In the news

MassPIRG
|
The Boston Globe
By
Michael Norton and Andy Metzger

With just two senators present, the state Senate approved a bill Monday morning that food stores in Massachusetts have been pushing unsuccessfully for a decade.

Under the bill, which has already cleared the House, grocery stores in Massachusetts would no longer be required to put price tags on each item and could instead deploy price scanners for consumers to use.

If the bill becomes law, Massachusetts would become the last state in the nation to eliminate the individual price tag requirement for grocery and food stores. The supermarket industry has fought for years to stop tagging each item; consumer groups say the move is bad for shoppers trying to compare prices.
 
“We’re extremely disappointed.’’ said Deirdre Cummings, a lobbyist for theconsumer advocacy group MassPIRG who said she hoped Governor Deval Patrick would veto the law. “This is a time we ought to be providing more and better price disclosure, not less. And in the end, I think the consumers are harmed.”

Jon Hurst, president of the Retailers Association of Massachusetts, was one of a handful of people to see the bill approved, with only state Senators Stanley Rosenberg, Democrat of Amherst, and Michael Knapik, Republican of Westfield, in the chamber.

“It’s a long time coming,” Hurst said after the vote. “It’s never gotten this far. It’s something we’ve been working on for more than a decade.”

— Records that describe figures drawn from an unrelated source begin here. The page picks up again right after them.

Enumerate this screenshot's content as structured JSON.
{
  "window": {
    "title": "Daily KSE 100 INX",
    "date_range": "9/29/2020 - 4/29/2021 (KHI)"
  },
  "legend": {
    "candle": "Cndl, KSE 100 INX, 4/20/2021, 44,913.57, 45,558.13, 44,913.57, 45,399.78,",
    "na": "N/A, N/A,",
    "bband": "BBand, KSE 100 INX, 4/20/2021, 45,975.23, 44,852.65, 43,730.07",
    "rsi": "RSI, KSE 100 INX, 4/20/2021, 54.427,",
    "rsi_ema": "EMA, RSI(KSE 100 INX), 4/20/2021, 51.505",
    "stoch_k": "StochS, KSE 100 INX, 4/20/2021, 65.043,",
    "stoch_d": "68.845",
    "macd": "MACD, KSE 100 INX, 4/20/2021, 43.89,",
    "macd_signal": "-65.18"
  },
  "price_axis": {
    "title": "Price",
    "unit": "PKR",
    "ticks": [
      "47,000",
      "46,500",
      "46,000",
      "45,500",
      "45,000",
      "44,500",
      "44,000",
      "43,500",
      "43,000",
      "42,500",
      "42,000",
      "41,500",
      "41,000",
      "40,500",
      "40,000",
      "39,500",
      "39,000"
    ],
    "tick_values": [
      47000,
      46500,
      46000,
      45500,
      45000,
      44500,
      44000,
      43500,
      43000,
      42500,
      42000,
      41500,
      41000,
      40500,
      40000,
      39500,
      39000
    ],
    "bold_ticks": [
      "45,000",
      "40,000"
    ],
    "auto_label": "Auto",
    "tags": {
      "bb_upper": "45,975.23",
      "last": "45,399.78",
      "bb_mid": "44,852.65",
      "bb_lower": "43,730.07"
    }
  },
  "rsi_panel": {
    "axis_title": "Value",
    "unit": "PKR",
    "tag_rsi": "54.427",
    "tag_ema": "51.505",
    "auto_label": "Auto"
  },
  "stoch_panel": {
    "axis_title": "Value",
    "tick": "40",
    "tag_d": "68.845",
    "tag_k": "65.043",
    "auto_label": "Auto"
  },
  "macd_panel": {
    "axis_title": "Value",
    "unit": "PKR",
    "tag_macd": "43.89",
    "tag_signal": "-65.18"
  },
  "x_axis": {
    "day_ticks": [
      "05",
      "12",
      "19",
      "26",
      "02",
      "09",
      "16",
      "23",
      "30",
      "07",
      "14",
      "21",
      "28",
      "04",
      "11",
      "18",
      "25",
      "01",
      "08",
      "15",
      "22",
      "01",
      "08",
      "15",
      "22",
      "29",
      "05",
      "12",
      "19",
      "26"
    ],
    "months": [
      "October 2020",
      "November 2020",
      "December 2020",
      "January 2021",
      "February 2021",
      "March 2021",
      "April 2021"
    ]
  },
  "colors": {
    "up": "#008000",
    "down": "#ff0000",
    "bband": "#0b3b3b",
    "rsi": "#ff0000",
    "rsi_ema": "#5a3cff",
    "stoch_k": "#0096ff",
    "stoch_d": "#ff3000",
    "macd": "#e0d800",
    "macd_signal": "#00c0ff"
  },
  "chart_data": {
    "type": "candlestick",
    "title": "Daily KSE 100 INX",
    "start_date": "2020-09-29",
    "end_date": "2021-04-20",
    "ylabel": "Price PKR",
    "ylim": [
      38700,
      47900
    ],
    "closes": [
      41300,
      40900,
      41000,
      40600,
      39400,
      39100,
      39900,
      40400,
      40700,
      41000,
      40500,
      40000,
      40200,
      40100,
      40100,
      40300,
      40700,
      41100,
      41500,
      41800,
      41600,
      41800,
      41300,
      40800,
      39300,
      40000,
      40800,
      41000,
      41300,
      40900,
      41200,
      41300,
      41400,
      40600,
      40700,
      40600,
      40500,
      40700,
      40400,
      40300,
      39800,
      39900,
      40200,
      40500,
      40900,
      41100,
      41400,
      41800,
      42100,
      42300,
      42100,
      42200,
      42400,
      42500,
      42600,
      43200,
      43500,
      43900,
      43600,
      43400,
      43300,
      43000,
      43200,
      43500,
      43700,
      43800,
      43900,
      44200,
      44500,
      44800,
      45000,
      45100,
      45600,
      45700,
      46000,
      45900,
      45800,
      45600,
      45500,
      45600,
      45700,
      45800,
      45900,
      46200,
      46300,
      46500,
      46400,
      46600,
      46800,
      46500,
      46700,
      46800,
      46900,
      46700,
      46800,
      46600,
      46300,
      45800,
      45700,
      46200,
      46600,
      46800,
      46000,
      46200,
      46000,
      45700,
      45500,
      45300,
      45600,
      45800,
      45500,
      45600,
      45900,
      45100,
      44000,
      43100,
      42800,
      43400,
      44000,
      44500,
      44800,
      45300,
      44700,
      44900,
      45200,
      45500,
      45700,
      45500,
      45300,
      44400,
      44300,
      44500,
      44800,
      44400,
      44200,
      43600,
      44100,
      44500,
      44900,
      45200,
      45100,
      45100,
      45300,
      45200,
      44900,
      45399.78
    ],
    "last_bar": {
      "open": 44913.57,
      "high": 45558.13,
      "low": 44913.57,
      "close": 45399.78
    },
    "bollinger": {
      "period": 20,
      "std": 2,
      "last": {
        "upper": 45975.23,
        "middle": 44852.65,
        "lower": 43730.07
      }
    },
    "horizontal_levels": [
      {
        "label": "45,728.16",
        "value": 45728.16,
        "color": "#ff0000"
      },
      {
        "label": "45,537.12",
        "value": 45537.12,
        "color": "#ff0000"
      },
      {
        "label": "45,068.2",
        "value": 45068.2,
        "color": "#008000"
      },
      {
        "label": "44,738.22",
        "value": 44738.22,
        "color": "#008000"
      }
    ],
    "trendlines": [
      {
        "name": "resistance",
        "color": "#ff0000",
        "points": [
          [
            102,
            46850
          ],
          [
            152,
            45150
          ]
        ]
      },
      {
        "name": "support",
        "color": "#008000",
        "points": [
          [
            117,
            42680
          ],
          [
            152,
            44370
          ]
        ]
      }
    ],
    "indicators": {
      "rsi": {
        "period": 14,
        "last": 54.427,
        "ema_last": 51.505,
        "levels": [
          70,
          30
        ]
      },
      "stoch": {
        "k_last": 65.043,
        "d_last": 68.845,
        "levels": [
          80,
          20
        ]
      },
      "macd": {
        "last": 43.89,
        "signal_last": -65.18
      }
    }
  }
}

Hurst said that after Michigan approved the law last year, Massachusetts remained the only state with an item pricing requirement.

He said studies show the law can add up to 10 percent to food prices.

“This is one of those laws that put us at a competitive disadvantage,” said Hurst.

Chris Flynn, president of the Massachusetts Food Association, said the bill would provide more accurate pricing to the consumer as well by doing away with what he called the archaic and problematic practice of pricing each item with a pricing gun.

Flynn cited a state survey from December, which showed price scanners had a 99.46 percent record of accuracy, but Cummings said there is insufficient oversight of retailers who use the self-scanners. Cummings cited a 2009 study by the nonprofit Consumer World, which showed only 30 percent of 144 scanners surveyed were completely functional and in full compliance with regulations.

“Given the track record, we need to ensure that if we’re going to allow supermarkets to use that inferior substitute, we need to have some mechanism to ensure they’re working properly,” said Cummings, who also supports more scannersper square foot and enforcement of the regulation that requires scanners to print price tags.

She said the bill would make it more difficult for consumers to compare the price of something already in the basket with a similar item on the shelf because it would no longer be printed on the item itself.

The bill also sailed through the House in May without debate or a recorded vote.